Gross Margin and ARR Contribution Margin Declines

Not all metrics moved in the right direction as gross margin slipped to 77.9% from 80.2% a year ago, a decline of roughly 2.3 percentage points. ARR contribution margin also fell to 14.1% from 16.7%, with management tying the pressure to the on‑premise end‑of‑life transition and the associated costs of migrating customers to SaaS.

Free Cash Flow and Cash from Operations Down YoY

Cash generation softened, with first‑quarter free cash flow at $49 million versus $65.3 million a year earlier and cash from operations at $55 million compared with $68 million. Management attributed a chunk of that decline to about $12.6 million in acquisition‑related cash outflows, noting that adjusting for these costs would put free cash flow closer to $61.6 million.

Transition Headwinds from On-Prem End-of-Life

The planned end‑of‑life for Varonis’ self‑hosted platform is introducing near‑term friction as customers weigh timing and scope of migration to SaaS. The company estimates non‑SaaS ARR at roughly $83.7 million and projects full‑year conversions of $50 million to $75 million but is avoiding quarterly conversion targets, leaving some visibility gaps for investors tracking the transition pace.

Q1 Metrics and Acquisition Costs Reflect Transition

Management emphasized that the end‑of‑life and migration strategy is the main driver behind this year’s margin compression and shifting sales focus and that 2026 will not be an apples‑to‑apples comparison with prior periods. Acquisitions, including AllTrue, carried about $12.6 million in cash costs during the quarter, adding noise to short‑term cash flow metrics but positioned as strategic investments in the broader SaaS and AI roadmap.

Guidance and Forward-Looking Outlook

For the second quarter, Varonis expects SaaS ARR growth ex‑conversions of 24% to 25%, revenue between $175 million and $178 million and a non‑GAAP operating result between a $1 million loss and breakeven with EPS around flat.
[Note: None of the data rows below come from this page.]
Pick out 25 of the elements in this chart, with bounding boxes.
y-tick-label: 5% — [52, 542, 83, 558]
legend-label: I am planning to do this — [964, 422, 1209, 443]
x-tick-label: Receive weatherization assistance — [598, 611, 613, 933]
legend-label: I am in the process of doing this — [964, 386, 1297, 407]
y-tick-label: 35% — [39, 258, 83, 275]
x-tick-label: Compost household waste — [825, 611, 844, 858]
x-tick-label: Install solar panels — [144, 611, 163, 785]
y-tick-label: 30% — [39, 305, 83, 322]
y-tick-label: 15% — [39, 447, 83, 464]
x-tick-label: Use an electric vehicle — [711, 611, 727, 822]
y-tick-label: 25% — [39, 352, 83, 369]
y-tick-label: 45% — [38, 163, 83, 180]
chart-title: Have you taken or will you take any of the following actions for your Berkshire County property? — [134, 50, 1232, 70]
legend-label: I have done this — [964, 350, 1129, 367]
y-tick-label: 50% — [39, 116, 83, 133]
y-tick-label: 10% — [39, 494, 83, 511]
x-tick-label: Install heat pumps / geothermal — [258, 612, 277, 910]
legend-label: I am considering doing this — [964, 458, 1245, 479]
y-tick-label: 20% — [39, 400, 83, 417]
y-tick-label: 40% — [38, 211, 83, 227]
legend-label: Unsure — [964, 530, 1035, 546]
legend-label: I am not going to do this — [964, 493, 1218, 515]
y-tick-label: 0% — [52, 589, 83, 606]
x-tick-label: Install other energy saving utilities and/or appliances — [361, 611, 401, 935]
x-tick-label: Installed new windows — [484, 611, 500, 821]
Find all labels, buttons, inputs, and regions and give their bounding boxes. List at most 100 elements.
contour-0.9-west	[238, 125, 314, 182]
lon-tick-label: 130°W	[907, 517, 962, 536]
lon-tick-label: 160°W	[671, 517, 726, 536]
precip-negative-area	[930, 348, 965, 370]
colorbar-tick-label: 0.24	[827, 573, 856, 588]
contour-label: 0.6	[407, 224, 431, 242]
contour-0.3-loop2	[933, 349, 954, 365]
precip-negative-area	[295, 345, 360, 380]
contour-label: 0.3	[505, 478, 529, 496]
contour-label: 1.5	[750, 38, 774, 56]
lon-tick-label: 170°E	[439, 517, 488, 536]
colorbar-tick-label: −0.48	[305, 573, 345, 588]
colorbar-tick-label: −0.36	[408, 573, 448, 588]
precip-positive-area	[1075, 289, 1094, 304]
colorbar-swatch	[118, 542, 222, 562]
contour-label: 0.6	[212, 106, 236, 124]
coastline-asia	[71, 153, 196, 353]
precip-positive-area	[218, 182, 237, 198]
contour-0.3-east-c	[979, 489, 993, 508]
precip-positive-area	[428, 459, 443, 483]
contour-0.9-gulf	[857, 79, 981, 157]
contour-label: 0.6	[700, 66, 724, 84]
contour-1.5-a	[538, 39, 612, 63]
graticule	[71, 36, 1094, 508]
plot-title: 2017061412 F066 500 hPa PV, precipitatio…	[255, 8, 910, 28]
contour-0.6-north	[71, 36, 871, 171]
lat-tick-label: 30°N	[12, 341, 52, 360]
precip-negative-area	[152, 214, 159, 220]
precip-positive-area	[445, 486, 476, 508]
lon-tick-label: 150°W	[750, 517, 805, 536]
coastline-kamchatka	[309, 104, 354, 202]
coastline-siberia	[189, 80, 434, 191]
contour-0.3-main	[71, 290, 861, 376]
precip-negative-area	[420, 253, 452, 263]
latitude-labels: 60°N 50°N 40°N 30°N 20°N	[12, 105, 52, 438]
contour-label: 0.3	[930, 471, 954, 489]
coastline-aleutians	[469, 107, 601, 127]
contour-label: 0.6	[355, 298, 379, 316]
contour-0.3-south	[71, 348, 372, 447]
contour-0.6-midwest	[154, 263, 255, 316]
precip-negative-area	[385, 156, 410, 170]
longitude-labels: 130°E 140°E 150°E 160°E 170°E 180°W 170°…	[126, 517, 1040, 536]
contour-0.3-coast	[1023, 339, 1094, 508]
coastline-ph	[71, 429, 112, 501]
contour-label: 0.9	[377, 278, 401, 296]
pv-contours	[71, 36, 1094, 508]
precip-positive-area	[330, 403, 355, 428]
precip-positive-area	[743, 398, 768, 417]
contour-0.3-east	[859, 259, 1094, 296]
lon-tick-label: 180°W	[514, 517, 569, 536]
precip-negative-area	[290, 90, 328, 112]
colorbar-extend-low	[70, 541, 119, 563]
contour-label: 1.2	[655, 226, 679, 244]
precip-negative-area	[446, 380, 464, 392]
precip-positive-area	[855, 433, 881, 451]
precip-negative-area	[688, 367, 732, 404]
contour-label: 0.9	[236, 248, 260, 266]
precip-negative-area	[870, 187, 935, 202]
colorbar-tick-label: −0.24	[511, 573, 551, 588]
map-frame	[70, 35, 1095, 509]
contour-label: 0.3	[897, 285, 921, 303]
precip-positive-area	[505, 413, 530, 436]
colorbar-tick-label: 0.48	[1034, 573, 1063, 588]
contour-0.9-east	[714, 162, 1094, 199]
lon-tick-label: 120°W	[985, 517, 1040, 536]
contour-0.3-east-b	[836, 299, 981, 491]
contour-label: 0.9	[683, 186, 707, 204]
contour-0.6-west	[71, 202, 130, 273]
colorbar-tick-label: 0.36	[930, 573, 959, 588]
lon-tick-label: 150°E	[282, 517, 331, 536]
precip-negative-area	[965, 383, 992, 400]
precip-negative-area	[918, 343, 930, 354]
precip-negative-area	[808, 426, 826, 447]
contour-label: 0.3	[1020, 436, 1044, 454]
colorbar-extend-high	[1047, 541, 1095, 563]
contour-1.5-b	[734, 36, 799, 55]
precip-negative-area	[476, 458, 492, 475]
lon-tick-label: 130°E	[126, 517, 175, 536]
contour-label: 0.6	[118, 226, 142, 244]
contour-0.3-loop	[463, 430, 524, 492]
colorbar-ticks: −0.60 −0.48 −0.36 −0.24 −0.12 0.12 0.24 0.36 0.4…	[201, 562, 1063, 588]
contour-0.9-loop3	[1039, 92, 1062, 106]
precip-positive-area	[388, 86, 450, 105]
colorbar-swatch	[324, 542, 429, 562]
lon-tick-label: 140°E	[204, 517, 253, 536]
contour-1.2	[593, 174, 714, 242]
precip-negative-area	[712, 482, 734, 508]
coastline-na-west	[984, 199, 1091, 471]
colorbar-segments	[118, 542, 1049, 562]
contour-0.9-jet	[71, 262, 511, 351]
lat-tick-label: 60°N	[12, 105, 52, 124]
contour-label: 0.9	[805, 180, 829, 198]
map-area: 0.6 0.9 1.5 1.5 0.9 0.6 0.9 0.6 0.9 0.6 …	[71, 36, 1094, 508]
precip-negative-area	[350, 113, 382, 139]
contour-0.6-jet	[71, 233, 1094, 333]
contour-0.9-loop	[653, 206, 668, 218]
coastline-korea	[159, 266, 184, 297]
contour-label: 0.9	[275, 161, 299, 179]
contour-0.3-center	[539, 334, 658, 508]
For the full year, the company raised guidance to total SaaS ARR of $814 million to $845 million, revenue of $731 million to $737 million, free cash flow of $100 million to $105 million and modest non‑GAAP profitability, assuming $50 million to $75 million in conversions.

Varonis’ earnings call painted a picture of a company leaning into a SaaS and AI‑driven future, accepting near‑term margin and cash‑flow bumps to accelerate the transition. For investors, the story hinges on whether the strong ARR growth, raised outlook and deepening AI security credentials can continue to outpace the temporary headwinds from on‑premise sunsets and acquisition‑related spending.